Adler attended the Art Institute and has been a graphic designer ever since. Her company, Herman Adler, specialized in nonprofit communications and textbook design. She closed her company in 2019 and then retired as creative director for a publishing development company in 2021.

Blount is also a graphic designer, with an MFA from Columbia College in Chicago. He moved with his family from Detroit to Evanston in 2014. He works as associate creative director at Razorfish Health, an advertising agency, where he is working on marketing the RSV (respiratory syncytial virus) vaccine.

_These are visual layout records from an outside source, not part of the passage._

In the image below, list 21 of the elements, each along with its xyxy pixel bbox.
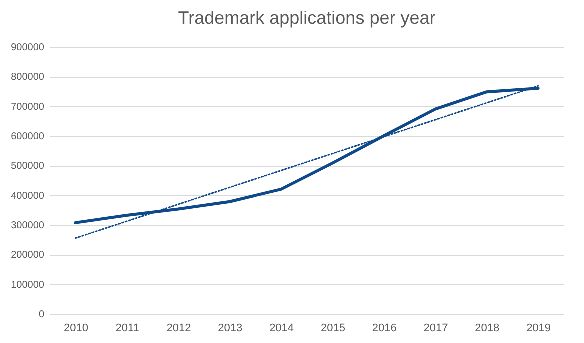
x-tick-label: 2012 — [166, 322, 192, 334]
y-tick-label: 200000 — [11, 250, 45, 262]
y-tick-label: 100000 — [11, 280, 45, 291]
y-tick-label: 900000 — [11, 42, 45, 54]
x-tick-label: 2013 — [218, 322, 243, 334]
y-tick-label: 400000 — [11, 190, 45, 202]
x-tick-label: 2016 — [372, 322, 397, 334]
x-tick-label: 2010 — [64, 322, 88, 334]
x-tick-label: 2019 — [526, 322, 552, 334]
y-tick-label: 600000 — [11, 132, 45, 142]
y-tick-label: 800000 — [11, 72, 45, 84]
chart-title: Trademark applications per year — [178, 8, 436, 28]
y-tick-label: 500000 — [11, 161, 45, 172]
x-tick-label: 2018 — [475, 322, 500, 334]
x-tick-label: 2014 — [270, 322, 294, 334]
x-tick-label: 2011 — [116, 322, 140, 334]
x-tick-label: 2017 — [424, 322, 448, 334]
y-tick-label: 0 — [38, 310, 45, 320]
x-tick-label: 2015 — [320, 322, 346, 334]
y-tick-label: 700000 — [11, 102, 45, 113]
y-tick-label: 300000 — [11, 220, 45, 232]
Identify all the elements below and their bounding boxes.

Ben Blount’s White Supremacy Is installation at the Minnesota Center for Book Arts (above) with posters from the installation (below). Credit: Ben Blount

Blount’s personal artwork consists primarily of posters done by letterpress, a relief printing process, and their often unusual installations. The Field acquired prints from his White Supremacy Is protest artwork that was installed both here in Evanston and on the exterior of the Minnesota Center for Book Arts in Minneapolis.

This work falls into the “public square” category. The Field also purchased his letterpress print Blursday from January 2021. 

Blursday by Ben Blount. Letterpress of each day of the week layered onto the next, with “DAY” aligned. Letterpress poster, 12.5 by 9.5 inches.

Both artists said they were happy being isolated in their studios during the pandemic. They have contiguous studios with large storefront windows facing the street, so they were both able to see passersby, who often waved or gestured hello.

A third Evanstonian, Sarah Hinojosa, also participates in the museum’s pandemic collection. Her tree-mounted installation of poems and drawings is not considered an “artifact,” but part of the broader, community-based project.

Like Hinojosa’s Poetree, a hand stitching by artist-therapist Melissa Blount was not formally accessioned, but is included as part of the broader collection materials. The stitching by Blount, wife of Ben Blount, was inspired by a campaign that modified the sex-positive Cardi-B and Megan Thee Stallion song W.A.P. acronym to “What About Prosecuting” the police officers who killed Breonna Taylor in March 2020.

Cultural anthropologist Ana Croegaert speaks in Beth Adler’s Evanston studio. Credit: Gay Riseborough

Croegaert is an Evanstonian too. She earned her doctorate in anthropology at Northwestern University, where she has taught. She also has taught at the University of New Orleans, Mount Holyoke College in Massachusetts and Loyola University Chicago. 

Croegaert is part of the Field’s core team creating the pandemic collection, which includes two more Evanstonians, Alaka Wali (co-lead for the project and the museum’s curator of North American anthropology) and Madeleine Tudor (senior environmental social scientist on the project and an applied urban anthropologist at the Field’s Keller Science Action Center).